Recommandation 1545 (2002)[1]

Campagne contre la traite des femmes 


1. La traite des femmes constitue une violation des droits de l’homme et des principes fondamentaux de la primauté du droit et de la démocratie. Le nombre des victimes de la traite en Europe a augmenté considérablement ces dernières années; les pays européens doivent donc agir de toute urgence pour endiguer cette forme moderne de l’esclavage.

2. La traite est un problème qui relève des droits de l’homme, entraînant la violation de la dignité et de l’intégrité des femmes, de leur liberté de mouvement et, dans certains cas, de leur droit à la vie. En portant atteinte à la personne, elle ébranle la base même des droits de l’homme: le droit à la dignité de tous les êtres humains. La traite devrait être considérée comme un crime contre l’humanité.

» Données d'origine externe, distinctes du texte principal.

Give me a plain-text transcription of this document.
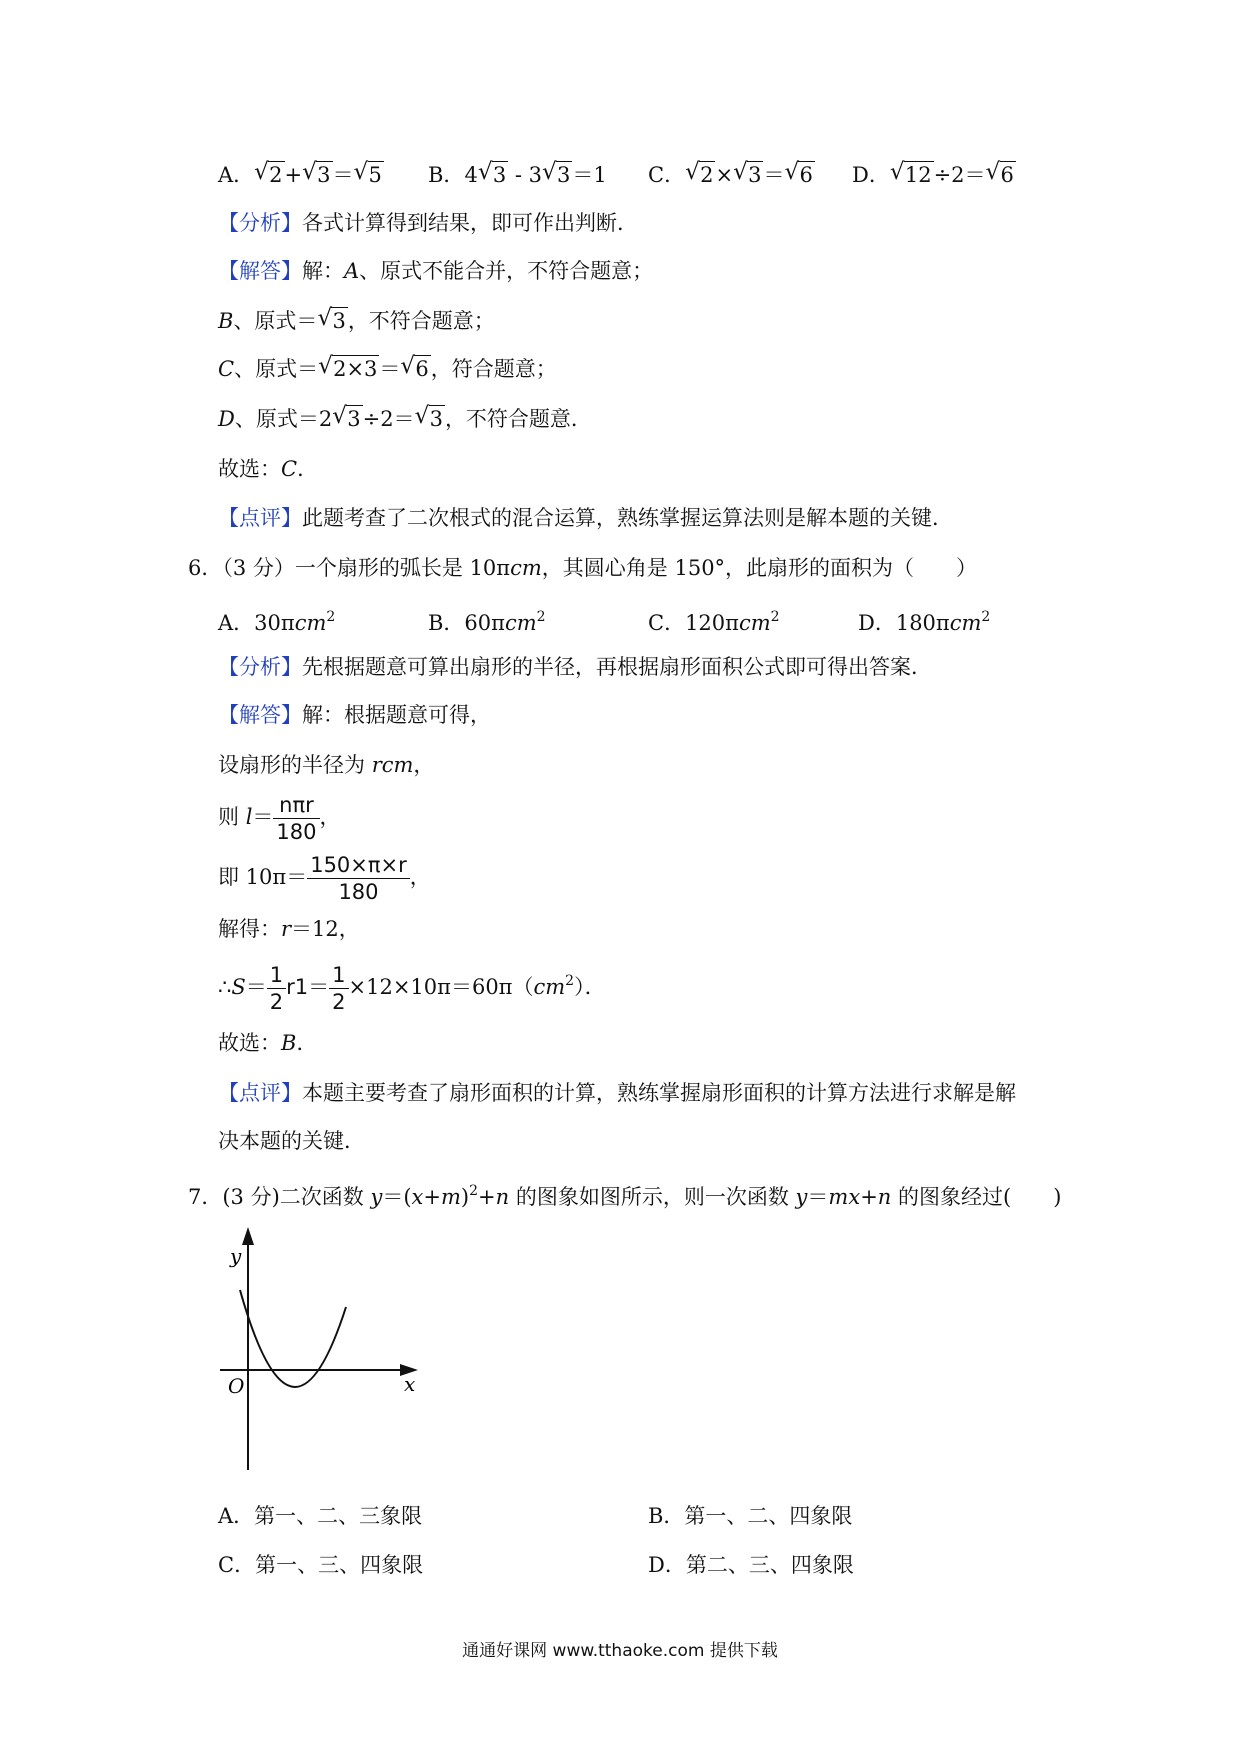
A． √ 2+ √ 3＝ √ 5 B．4 √ 3 - 3 √ 3＝1 C． √ 2× √ 3＝ √ 6 D． √ 12÷2＝ √ 6
【分析】各式计算得到结果，即可作出判断．
【解答】解：A、原式不能合并，不符合题意；
B、原式＝ √ 3，不符合题意；
C、原式＝ √ 2×3＝ √ 6，符合题意；
D、原式＝2 √ 3÷2＝ √ 3，不符合题意．
故选：C．
【点评】此题考查了二次根式的混合运算，熟练掌握运算法则是解本题的关键．
6．（3 分）一个扇形的弧长是 10πcm，其圆心角是 150°，此扇形的面积为（　　）
A．30πcm$^2$	B．60πcm$^2$	C．120πcm$^2$	D．180πcm$^2$
【分析】先根据题意可算出扇形的半径，再根据扇形面积公式即可得出答案．
【解答】解：根据题意可得，
设扇形的半径为 rcm，
则 $l= \frac{\text{nπr}}{180}$ ，
即 $10\pi= \frac{150\times\pi\times r}{180}$ ，
解得：r＝12，
∴S＝ $\frac{1}{2} r1= \frac{1}{2} \times 12\times 10\pi=60\pi(cm^2)$．
故选：B．
【点评】本题主要考查了扇形面积的计算，熟练掌握扇形面积的计算方法进行求解是解
决本题的关键．
7．(3 分)二次函数 $y=(x+m)^2+n$ 的图象如图所示，则一次函数 y＝mx+n 的图象经过(　　)
y
x
O
A．第一、二、三象限	B．第一、二、四象限
C．第一、三、四象限	D．第二、三、四象限
通通好课网 www.tthaoke.com 提供下载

3. Dans les sociétés européennes, la traite est une question extrêmement complexe, étroitement liée à la prostitution ainsi qu’aux formes cachées de l’exploitation que sont l’esclavage domestique, les mariages par correspondance et le tourisme sexuel. 78 % des femmes victimes de la traite sont, d’une manière ou d’une autre, exploitées à des fins sexuelles.

4. La traite des femmes est une branche du commerce mondial en pleine expansion, source de profits considérables pour les trafiquants et le crime organisé. Etant donné l’accroissement de la demande dans les Etats membres du Conseil de l’Europe, le chiffre d’affaires de cette activité criminelle occupe désormais le troisième rang, derrière le trafic de la drogue et celui des armes.

5. Le phénomène est étroitement lié aux migrations. Selon l’Organisation internationale des migrations, les réseaux de trafiquants ont fait venir l’année dernière en Europe occidentale, pour les exploiter, plus de 500 000 femmes d’Europe centrale et orientale, rendues vulnérables par leur situation financière. Les trafiquants comblent le vide qui existe entre la forte demande en main-d’œuvre étrangère, d’une part, et la diminution des voies de migration légales dans la plupart des pays, d’autre part.

6. Cette forme de crime organisé a des répercutions sérieuses sur la santé morale et physique des victimes. Elles souffrent des pires formes de violence sexuelle, physique et psychique, et courent des risques d’incapacité physique et d’exclusion sociale.

7. La principale cause de cette forme de criminalité organisée est la pauvreté, résultat direct de la transition vers l’économie de marché dans les pays d’origine des victimes. Le crime organisé profite des femmes qui désirent gagner de l’argent à l’étranger pour les exploiter brutalement, par le biais de la prostitution ou du travail domestique, surtout dans les pays occidentaux. On ne parviendra à freiner l’expansion de la traite des femmes en Europe qu’aux conditions suivantes: amélioration de la situation économique des pays d’origine, adoption et application de législations nationales reconnaissant la traite des femmes comme une infraction pénale pouvant relever d’une juridiction extraterritoriale.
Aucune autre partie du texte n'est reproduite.